É necessário apontar também uma grande diferença entre os diversos movimentos sociais citados e o movimento grevista da UEMS. Os primeiros foram compostos por milhares, milhões de pessoas; nós, ainda, somos tímidas centenas. Convido os leitores a conhecerem e, quiçá, participarem do movimento. Dirijo-me, em especial, aos camaradas (colaboradores do extinto O Marginal) que sempre estiveram a favor dos movimentos sociais e das lutas dos trabalhadores para que venham somar conosco. Aos demais colegas de trabalho, que possuem outra maneira de analisar a questão - sempre há os que pensam diferentes -, deixo todo o meu carinho e respeito. Evoco a tolerância de Voltaire, o principal dentre os santos e mártires do calendário filosófico, a fim de acalmar a minha impaciência. Por favor, por gentileza, moçada, não maculem a história. Ouvi uma pessoa falar numa assembleia que a greve nunca trouxe nada de bom. Certamente não trouxe nada de bom para os capitalistas, mas os direitos trabalhistas foram conquistados com as lutas dos trabalhadores. Durante a Primeira Revolução Industrial, as jornadas de trabalho chegavam a 12, 14, 16 horas diárias; pensem nas greves do ABC paulista no final dos anos 70 e a sua contribuição ao processo de redemocratização do país. Os livros estão disponíveis, não vou me alongar em exemplos.

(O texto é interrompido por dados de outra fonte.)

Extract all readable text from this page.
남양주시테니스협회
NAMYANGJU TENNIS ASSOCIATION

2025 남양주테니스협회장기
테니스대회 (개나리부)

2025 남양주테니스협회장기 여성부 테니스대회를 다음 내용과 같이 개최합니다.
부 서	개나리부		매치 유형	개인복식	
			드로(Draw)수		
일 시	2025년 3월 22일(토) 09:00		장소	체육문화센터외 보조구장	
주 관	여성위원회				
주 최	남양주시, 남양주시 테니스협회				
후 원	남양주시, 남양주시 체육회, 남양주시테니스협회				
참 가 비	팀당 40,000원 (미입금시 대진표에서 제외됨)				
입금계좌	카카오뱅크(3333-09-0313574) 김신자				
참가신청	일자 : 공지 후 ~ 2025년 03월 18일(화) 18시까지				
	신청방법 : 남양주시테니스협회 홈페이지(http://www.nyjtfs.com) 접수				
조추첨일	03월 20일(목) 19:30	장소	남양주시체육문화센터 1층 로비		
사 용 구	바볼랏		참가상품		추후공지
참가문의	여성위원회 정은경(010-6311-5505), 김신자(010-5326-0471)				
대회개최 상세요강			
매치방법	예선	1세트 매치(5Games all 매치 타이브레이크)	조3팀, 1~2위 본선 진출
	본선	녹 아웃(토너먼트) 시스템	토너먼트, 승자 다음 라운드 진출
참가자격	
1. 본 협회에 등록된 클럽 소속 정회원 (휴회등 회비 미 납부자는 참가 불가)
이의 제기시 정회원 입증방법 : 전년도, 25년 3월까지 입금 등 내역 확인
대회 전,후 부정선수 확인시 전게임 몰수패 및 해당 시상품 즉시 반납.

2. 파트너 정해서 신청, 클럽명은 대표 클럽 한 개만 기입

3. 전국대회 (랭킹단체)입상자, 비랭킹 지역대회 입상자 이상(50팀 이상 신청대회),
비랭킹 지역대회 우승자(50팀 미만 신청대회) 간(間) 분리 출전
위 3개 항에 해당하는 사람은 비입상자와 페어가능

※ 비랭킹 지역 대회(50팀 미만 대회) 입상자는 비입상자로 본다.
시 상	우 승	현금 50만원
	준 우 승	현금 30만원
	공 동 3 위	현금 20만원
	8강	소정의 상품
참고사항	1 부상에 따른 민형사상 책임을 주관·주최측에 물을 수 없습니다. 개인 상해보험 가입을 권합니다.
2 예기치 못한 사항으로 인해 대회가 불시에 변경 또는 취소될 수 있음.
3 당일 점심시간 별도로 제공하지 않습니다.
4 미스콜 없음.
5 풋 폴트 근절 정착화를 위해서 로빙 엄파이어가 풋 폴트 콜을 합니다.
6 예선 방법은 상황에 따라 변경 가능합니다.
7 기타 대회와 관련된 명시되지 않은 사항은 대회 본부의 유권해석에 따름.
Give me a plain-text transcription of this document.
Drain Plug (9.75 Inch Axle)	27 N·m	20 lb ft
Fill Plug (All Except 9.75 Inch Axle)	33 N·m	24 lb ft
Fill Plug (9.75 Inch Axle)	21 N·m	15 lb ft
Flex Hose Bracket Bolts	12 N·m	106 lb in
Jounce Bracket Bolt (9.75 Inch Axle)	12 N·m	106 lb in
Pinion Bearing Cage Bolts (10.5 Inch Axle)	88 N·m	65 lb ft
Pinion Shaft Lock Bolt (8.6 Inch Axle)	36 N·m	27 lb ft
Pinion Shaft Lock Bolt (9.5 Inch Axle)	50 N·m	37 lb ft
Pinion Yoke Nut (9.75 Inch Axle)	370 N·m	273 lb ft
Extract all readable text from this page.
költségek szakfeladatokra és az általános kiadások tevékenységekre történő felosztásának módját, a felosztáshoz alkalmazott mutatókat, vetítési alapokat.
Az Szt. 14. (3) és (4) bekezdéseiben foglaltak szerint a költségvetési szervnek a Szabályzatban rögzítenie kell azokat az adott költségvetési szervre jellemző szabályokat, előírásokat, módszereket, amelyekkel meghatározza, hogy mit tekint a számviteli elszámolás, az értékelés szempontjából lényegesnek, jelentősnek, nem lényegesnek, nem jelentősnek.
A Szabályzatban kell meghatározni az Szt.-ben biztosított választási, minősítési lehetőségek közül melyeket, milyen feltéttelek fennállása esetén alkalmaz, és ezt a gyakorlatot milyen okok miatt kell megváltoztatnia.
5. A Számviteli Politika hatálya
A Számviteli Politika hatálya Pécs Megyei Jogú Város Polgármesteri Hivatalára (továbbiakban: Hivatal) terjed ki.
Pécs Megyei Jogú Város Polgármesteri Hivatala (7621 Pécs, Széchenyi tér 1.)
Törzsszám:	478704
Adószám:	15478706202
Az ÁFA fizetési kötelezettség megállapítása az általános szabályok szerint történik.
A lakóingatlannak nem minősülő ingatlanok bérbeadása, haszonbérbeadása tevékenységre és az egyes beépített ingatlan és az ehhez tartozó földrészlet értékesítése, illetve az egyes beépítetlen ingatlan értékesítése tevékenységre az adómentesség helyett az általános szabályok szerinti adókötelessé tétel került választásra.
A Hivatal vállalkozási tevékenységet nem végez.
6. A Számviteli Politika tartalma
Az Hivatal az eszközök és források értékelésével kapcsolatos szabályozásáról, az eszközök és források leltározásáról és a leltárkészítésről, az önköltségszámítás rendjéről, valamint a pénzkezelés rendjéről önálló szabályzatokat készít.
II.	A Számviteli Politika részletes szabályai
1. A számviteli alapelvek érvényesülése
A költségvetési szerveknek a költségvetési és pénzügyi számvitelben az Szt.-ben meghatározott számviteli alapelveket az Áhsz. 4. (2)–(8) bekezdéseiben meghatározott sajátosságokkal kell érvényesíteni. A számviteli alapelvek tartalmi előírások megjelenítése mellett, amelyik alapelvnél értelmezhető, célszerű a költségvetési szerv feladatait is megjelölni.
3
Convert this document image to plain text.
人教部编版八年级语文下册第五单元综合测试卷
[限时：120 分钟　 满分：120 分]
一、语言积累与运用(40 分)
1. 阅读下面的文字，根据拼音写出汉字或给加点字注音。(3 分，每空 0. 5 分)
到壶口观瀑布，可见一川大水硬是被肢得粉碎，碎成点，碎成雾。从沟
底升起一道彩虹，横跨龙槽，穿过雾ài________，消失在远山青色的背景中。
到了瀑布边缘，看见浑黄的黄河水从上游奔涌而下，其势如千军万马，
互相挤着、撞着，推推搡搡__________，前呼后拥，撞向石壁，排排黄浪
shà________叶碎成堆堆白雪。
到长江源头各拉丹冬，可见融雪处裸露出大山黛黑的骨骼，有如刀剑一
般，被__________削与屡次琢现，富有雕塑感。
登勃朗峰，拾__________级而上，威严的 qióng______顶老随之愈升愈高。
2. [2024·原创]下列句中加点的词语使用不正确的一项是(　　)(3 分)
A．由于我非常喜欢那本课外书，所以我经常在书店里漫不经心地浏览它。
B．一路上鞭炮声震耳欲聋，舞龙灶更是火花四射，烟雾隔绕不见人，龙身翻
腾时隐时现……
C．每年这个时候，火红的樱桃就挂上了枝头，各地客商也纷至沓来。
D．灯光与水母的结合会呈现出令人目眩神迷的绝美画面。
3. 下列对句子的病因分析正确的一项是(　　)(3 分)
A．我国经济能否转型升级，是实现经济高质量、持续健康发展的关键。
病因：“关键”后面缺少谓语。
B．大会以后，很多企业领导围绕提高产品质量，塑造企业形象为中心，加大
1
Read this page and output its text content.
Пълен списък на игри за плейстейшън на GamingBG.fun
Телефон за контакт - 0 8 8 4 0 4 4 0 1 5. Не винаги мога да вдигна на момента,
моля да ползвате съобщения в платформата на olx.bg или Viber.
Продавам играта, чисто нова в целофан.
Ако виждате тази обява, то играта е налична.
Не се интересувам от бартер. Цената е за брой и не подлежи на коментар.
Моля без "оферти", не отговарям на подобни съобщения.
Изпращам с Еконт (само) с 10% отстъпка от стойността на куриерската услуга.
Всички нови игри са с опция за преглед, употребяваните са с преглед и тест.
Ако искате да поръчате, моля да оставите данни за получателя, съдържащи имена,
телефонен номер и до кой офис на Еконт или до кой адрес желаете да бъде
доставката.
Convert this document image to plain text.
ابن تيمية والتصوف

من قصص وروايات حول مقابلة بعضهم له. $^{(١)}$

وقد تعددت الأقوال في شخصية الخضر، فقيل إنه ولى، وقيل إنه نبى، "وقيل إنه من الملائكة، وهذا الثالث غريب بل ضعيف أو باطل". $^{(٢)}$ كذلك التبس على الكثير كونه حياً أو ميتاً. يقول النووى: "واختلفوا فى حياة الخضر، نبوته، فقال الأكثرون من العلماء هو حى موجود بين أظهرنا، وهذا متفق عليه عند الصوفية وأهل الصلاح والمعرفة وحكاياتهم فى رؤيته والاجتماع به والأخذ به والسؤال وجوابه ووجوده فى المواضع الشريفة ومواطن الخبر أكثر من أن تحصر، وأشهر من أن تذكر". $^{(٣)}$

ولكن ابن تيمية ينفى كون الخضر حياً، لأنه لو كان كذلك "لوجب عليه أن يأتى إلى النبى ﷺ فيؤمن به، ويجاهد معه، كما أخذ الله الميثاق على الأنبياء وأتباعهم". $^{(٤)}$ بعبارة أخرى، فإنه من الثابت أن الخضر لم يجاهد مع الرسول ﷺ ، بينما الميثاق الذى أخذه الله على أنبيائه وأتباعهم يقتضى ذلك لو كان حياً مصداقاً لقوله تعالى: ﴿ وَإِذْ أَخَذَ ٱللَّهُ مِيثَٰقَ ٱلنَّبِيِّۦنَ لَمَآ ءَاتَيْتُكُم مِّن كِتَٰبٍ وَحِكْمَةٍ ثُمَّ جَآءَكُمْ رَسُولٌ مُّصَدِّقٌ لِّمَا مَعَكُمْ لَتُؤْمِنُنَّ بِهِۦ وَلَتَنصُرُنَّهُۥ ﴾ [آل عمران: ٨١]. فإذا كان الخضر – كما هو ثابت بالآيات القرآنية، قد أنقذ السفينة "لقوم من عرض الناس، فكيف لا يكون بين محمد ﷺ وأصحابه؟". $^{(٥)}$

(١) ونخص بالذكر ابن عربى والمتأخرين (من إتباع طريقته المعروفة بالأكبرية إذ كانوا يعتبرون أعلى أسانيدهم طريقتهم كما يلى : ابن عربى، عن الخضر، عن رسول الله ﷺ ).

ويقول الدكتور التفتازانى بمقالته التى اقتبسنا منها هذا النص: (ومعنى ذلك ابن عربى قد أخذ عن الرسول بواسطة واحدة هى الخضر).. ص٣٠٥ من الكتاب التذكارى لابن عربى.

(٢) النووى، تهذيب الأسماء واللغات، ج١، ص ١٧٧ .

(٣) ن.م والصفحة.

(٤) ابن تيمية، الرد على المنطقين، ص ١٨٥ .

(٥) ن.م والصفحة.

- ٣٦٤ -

Acredito, sinceramente, que em termos de organização e mobilização os professores têm muito que aprender com os alunos. Não é um despropósito pedir para que cessem as suas piruetas retóricas, ou análises de conjuntura restritivas, na tentativa de defender o indefensável. Se a causa é justa, democrática e pacífica merece o nosso apoio. Abram seus olhos para o que está acontecendo no mundo e na Unidade de Campo Grande. Deixe o clamor das ruas entrarem pelos ouvidos, passarem pelo coração e chegarem à cabeça, a cabeça da paixão.